Where the Data Comes From
Every pane reads from the FastAPI backend on :8701, which in turn reads from a single Postgres instance on :5701. There is no second data store and no derived cache; the dashboard and the Orchestrator see the same source of truth (per OBS-07: the observability layer is the data substrate for the Orchestrator, not just a human dashboard).

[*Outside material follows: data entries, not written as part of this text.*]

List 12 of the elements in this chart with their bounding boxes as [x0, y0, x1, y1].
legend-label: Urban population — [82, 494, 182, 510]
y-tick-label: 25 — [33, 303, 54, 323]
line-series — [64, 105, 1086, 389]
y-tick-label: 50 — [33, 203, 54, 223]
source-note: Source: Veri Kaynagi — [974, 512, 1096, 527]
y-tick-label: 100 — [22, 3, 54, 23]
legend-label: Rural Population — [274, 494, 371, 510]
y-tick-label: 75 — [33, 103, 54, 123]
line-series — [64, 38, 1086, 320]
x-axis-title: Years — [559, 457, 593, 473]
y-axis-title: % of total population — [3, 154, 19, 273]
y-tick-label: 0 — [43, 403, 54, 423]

| Pane | Endpoint | Postgres tables |
|---|---|---|
| Topology | /v1/agents/topology | jobs, heartbeats, alerts |
| Coverage Heatmap | /v1/coverage | coverage_cells |
| Live Attack Feed | /v1/events (SSE) | attack_attempts, verdicts, vuln_findings |
| Cost Burndown | /v1/cost/burndown | cost_ledger |
| Severity Over Time | /v1/findings/timeseries | vuln_findings |
| Bug Inbox | /v1/bugs?status=open | bug_tickets |
| Status Bar | /v1/agents/topology, /v1/cost/total, /v1/findings | cross-cutting |
For the deeper architecture story (agent inventory, trust boundaries, orchestration strategy) read ARCHITECTURE.md in the repo root. For the precise requirement IDs cited here, see docs/REQUIREMENTS.md §7.